Art Harris is the owner of Pizz'A Chicago in Santa Clara, California. He recently set up a deal on LivingSocial offering a $20 voucher for $10. About 750 people took him up on the offer - and it's going well.
"A lot of people are spending more than the $20," he said, adding that he was just about breaking even on the deal, and had had several customers return.
"I'm happy with the results. This is something to get people in the door."
But even with pizzas flying out of his ovens, and money filling the till, Mr Harris says that even he is unlikely to use the same approach again.
"I wouldn't do this on a regular basis. I'm not sure I would do it again. I've got some buddies who have owned pizza restaurants - their experiences have been so-so. It costs a lot of money to do it, and you get people that are just bottom-feeders."
Groupon declined to give an interview to the BBC for this article, but in an email a spokesperson said it was "difficult to give an accurate figure" for how many businesses are repeat users of the site.

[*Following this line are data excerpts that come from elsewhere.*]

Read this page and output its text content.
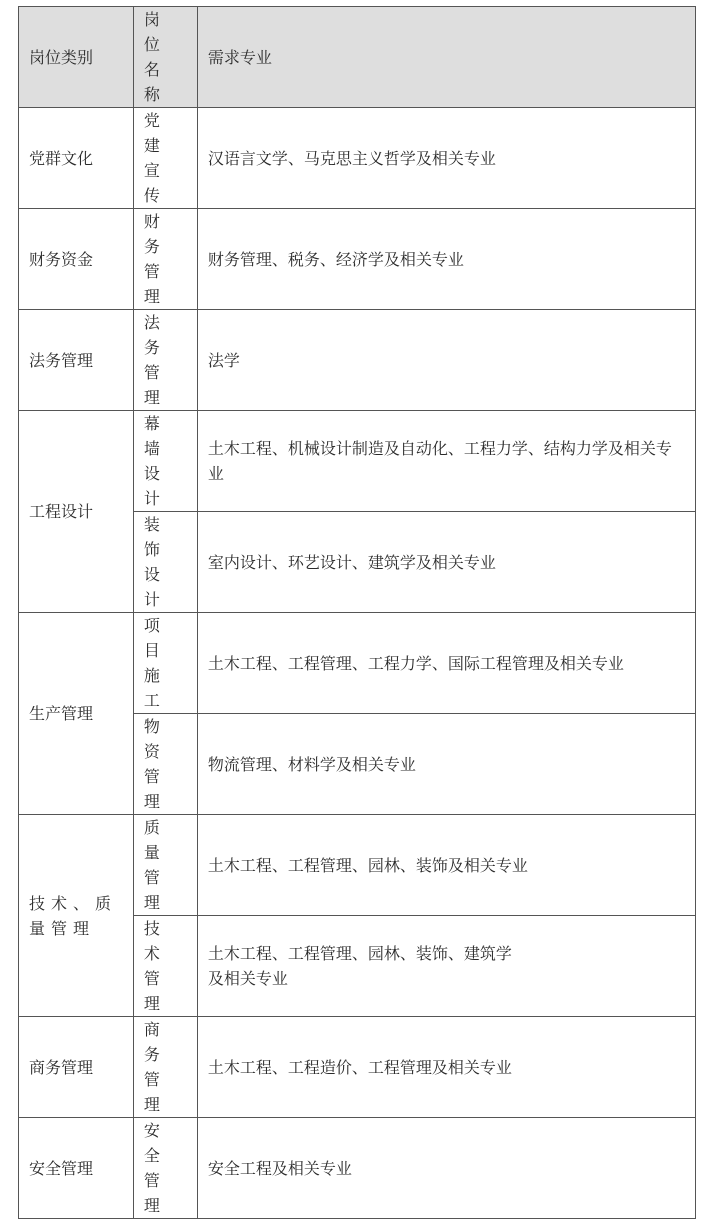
岗位类别	岗位名称	需求专业
党群文化	党建宣传	汉语言文学、马克思主义哲学及相关专业
财务资金	财务管理	财务管理、税务、经济学及相关专业
法务管理	法务管理	法学
工程设计	幕墙设计	土木工程、机械设计制造及自动化、工程力学、结构力学及相关专业
	装饰设计	室内设计、环艺设计、建筑学及相关专业
生产管理	项目施工	土木工程、工程管理、工程力学、国际工程管理及相关专业
	物资管理	物流管理、材料学及相关专业
技术、质量管理	质量管理	土木工程、工程管理、园林、装饰及相关专业
	技术管理	土木工程、工程管理、园林、装饰、建筑学
及相关专业
商务管理	商务管理	土木工程、工程造价、工程管理及相关专业
安全管理	安全管理	安全工程及相关专业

Companies also worry that the loyalty potentially prompted by a good coupon experience is diluted when coming through daily deal sites.
The real loyalty, they argue, is with the deal website - not the brand offering the product or service. Some even said that they felt brands become practically "anonymous" when doing business via daily deal sites.

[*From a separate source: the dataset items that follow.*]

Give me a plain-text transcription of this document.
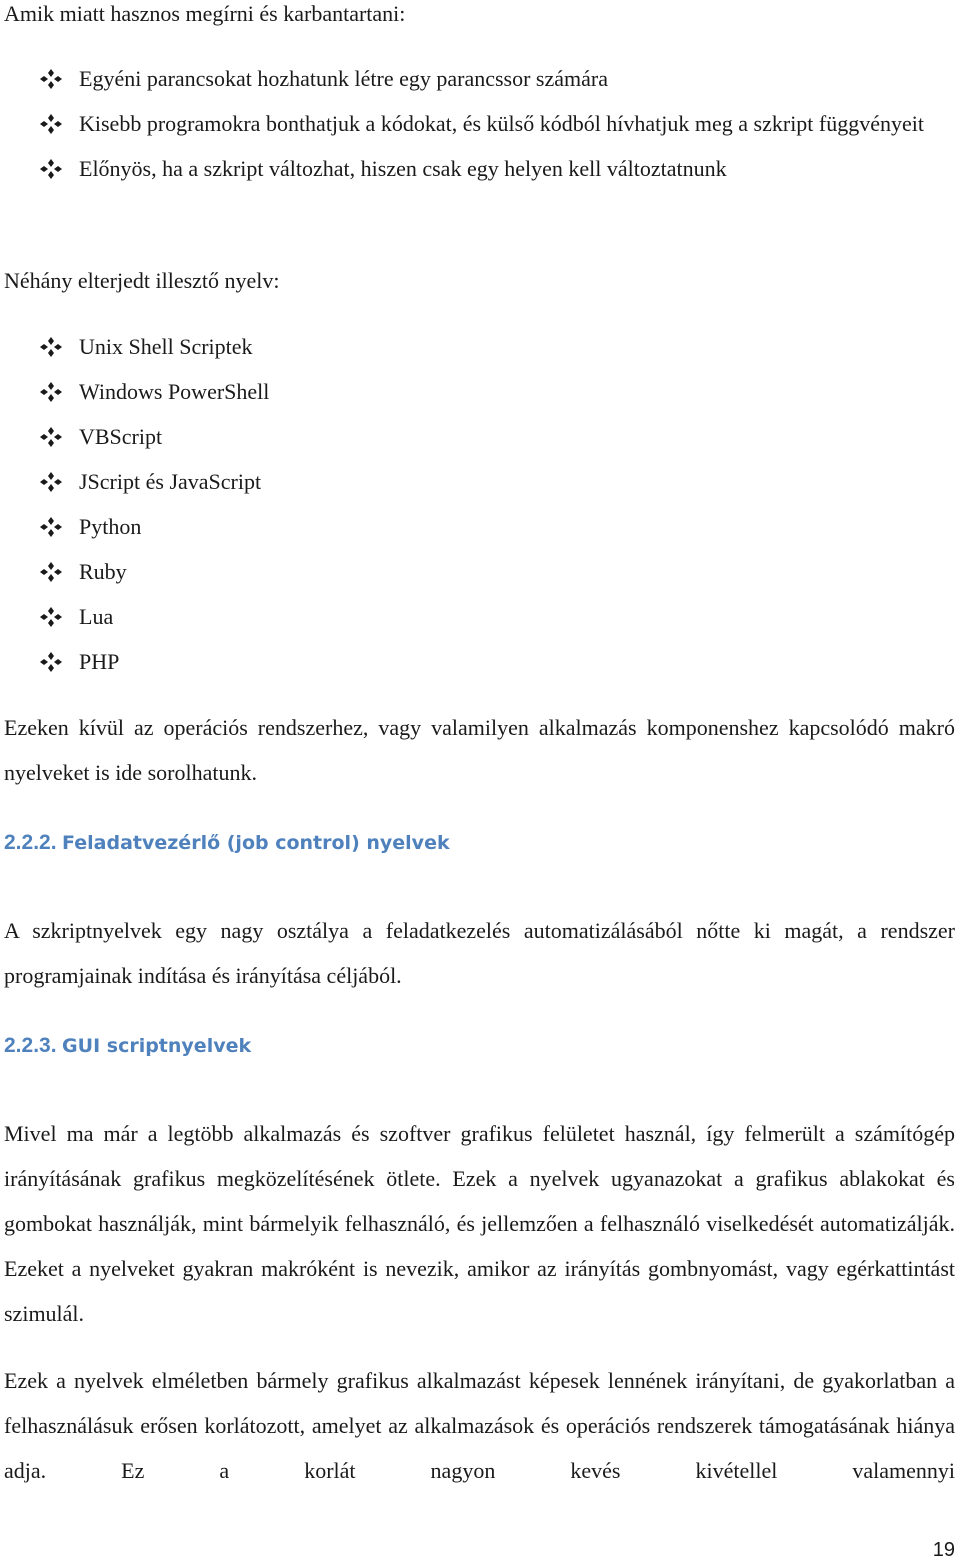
Amik miatt hasznos megírni és karbantartani:

Egyéni parancsokat hozhatunk létre egy parancssor számára
Kisebb programokra bonthatjuk a kódokat, és külső kódból hívhatjuk meg a szkript függvényeit
Előnyös, ha a szkript változhat, hiszen csak egy helyen kell változtatnunk

Néhány elterjedt illesztő nyelv:

Unix Shell Scriptek
Windows PowerShell
VBScript
JScript és JavaScript
Python
Ruby
Lua
PHP

Ezeken kívül az operációs rendszerhez, vagy valamilyen alkalmazás komponenshez kapcsolódó makró nyelveket is ide sorolhatunk.

2.2.2. Feladatvezérlő (job control) nyelvek

A szkriptnyelvek egy nagy osztálya a feladatkezelés automatizálásából nőtte ki magát, a rendszer programjainak indítása és irányítása céljából.

2.2.3. GUI scriptnyelvek

Mivel ma már a legtöbb alkalmazás és szoftver grafikus felületet használ, így felmerült a számítógép irányításának grafikus megközelítésének ötlete. Ezek a nyelvek ugyanazokat a grafikus ablakokat és gombokat használják, mint bármelyik felhasználó, és jellemzően a felhasználó viselkedését automatizálják. Ezeket a nyelveket gyakran makróként is nevezik, amikor az irányítás gombnyomást, vagy egérkattintást szimulál.

Ezek a nyelvek elméletben bármely grafikus alkalmazást képesek lennének irányítani, de gyakorlatban a felhasználásuk erősen korlátozott, amelyet az alkalmazások és operációs rendszerek támogatásának hiánya adja. Ez a korlát nagyon kevés kivétellel valamennyi

19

Even worse, poor coupon experiences - lack of supply, appointment availability and so on - are leading to a wave of negative publicity hitting a business online when massive demands can't be met.

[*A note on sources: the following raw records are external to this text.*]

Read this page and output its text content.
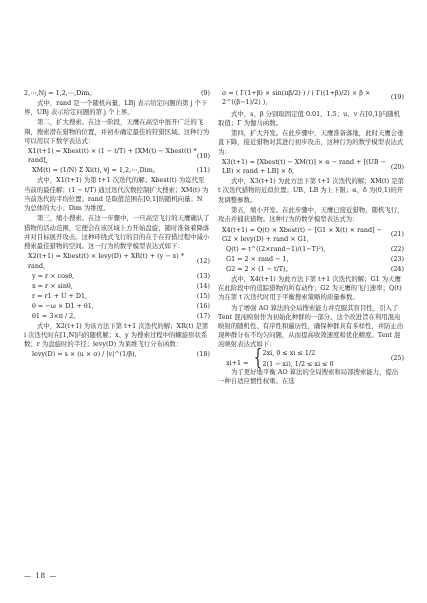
2,⋯,Nj = 1,2,⋯,Dim。	(9)

式中，rand 是一个随机向量，LBj 表示给定问题的第 j 个下界，UBj 表示给定问题的第 j 个上界。

第二，扩大搜索。在这一阶段，天鹰在高空中展开广泛的飞翔，搜索潜在猎物的位置，并初步确定最佳的狩猎区域。这种行为可以用以下数学表达式：

X1(t+1) = Xbest(t) × (1 − t/T) + [XM(t) − Xbest(t) * rand],
(10)
XM(t) = (1/N) Σ Xi(t), ∀j = 1,2,⋯,Dim。	(11)

式中，X1(t+1) 为第 t+1 次迭代的解；Xbest(t) 为迄代至当前的最佳解；(1 − t/T) 通过迭代次数控制扩大搜索；XM(t) 为当前迭代的平均位置；rand 是取值范围在[0,1]的随机向量；N 为总体的大小；Dim 为维度。

第三，缩小搜索。在这一步骤中，一旦高空飞行的天鹰确认了猎物的活动范围，它便会在该区域上方开始盘旋，随时准备着降落并对目标展开攻击。这种环绕式飞行的目的在于在狩猎过程中减小搜索最佳猎物的空间。这一行为的数学模型表达式如下：

X2(t+1) = Xbest(t) × levy(D) + XR(t) + (y − x) * rand,
(12)
y = r × cosθ,	(13)
x = r × sinθ,	(14)
r = r1 + U + D1,	(15)
θ = −ω × D1 + θ1,	(16)
θ1 = 3×π / 2。	(17)

式中，X2(t+1) 为该方法下第 t+1 次迭代的解；XR(t) 是第 i 次迭代时在[1,N]内的随机解；x、y 为搜索过程中的螺旋形状系数；r 为盘旋时的半径；levy(D) 为莱维飞行分布函数：

levy(D) = s × (u × σ) / |v|^(1/β),	(18)
σ = ( Γ(1+β) × sin(πβ/2) ) / ( Γ((1+β)/2) × β × 2^((β−1)/2) ),
(19)

式中，s、β 分别取固定值 0.01、1.5；u、v 在[0,1]内随机取值；Γ 为伽马函数。

第四，扩大开发。在此步骤中，天鹰准备落地，此时天鹰会垂直下降，接近猎物对其进行初步攻击，这种行为的数学模型表达式为：

X3(t+1) = [Xbest(t) − XM(t)] × α − rand + [(UB − LB) × rand + LB] × δ,
(20)

式中，X3(t+1) 为此方法下第 t+1 次迭代的解；XM(t) 是第 t 次迭代猎物的近似位置；UB、LB 为上下限；α、δ 为(0,1)的开发调整参数。

第五，缩小开发。在此步骤中，天鹰已接近猎物，随机飞行，攻击并捕获猎物。这种行为的数学模型表达式为：

X4(t+1) = Q(t) × Xbest(t) − [G1 × X(t) × rand] − G2 × levy(D) + rand × G1,
(21)
Q(t) = t^((2×rand−1)/(1−T)²),	(22)
G1 = 2 × rand − 1,	(23)
G2 = 2 × (1 − t/T)。	(24)

式中，X4(t+1) 为此方法下第 t+1 次迭代的解；G1 为天鹰在此阶段中的追踪猎物的所有动作；G2 为天鹰的飞行速率；Q(t) 为在第 t 次迭代时用于平衡搜索策略的质量参数。

为了增强 AO 算法的全局搜索能力并克服其盲目性，引入了 Tent 混沌映射作为初始化种群的一部分。这个改进旨在利用混沌映射的随机性、有序性和遍历性，确保种群具有多样性，并防止出现种群分布不均匀问题，从而提高收敛速度和优化精度。Tent 混沌映射表达式如下：

xi+1 = { 2xi, 0 ≤ xi ≤ 1/2
2(1 − xi), 1/2 ≤ xi ≤ 0
(25)

为了更好地平衡 AO 算法的全局搜索和局部搜索能力，提出一种自适应惯性权重。在选

— 18 —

In a number of cases, disagreements over deals has led to official complaints being made and upheld.
In January 2011, Groupon blamed "new employees" for a "drafting error" which led to the Advertising Standards Authority in the UK upholding a complaint over misleading descriptions regarding a "60% off" dinner deal.
The company promised not to display the advert again in its incorrect form. However, since March 2011, a further seven complaints over advertising standards have been upheld.
They range from incorrect descriptions to complaints of exaggerating the true value of the discount.
In addition to this, a further 25 complaints against Groupon have been made and "informally resolved" - a status given to complaints that were dealt with but not made public.
LivingSocial has had 11 informally resolved cases, while KGB Deals has had five.
Groupon told the BBC that they have hired a former ASA employee to monitor standards, and that "regular updates are also disseminated, along with training, to the editorial team to ensure they are kept up to date with our compliance requirements".
As Groupon makes its way onto the stock exchange, the next few months will give some indicator as to what the future holds for daily deals.
It is possible - some would say probable - that competitors with already bigger and more loyal client bases could move in on Groupon's territory and, since daily deals is simply a concept rather than a product, quickly push them off the scene.
"The major online retailers are creating their own flash-sale sites to sell off stock, and many retailers are now offering time or volume-limited sales either on their own sites, or via social networks such as Twitter and Facebook," concludes Patrick O'Brien, a retail analyst for Verdict Research.
"This trend is likely to continue, making the proposition of third-party daily deal sites less exclusive and making it harder for them to source compelling deals."
If, as some investment specialists predict, backers simply "flip" their investment - sell straight away and profit on the initial buzz - it could start a downward spiral and something akin to the burst dotcom bubble all over again.
"I don't care how great the buzz is, just show me one [chief executive] in this world who prefers buzz to revenue," investor Mr Shankman says.
"It scares me for Groupon to be worth $11bn. Are we really back there?"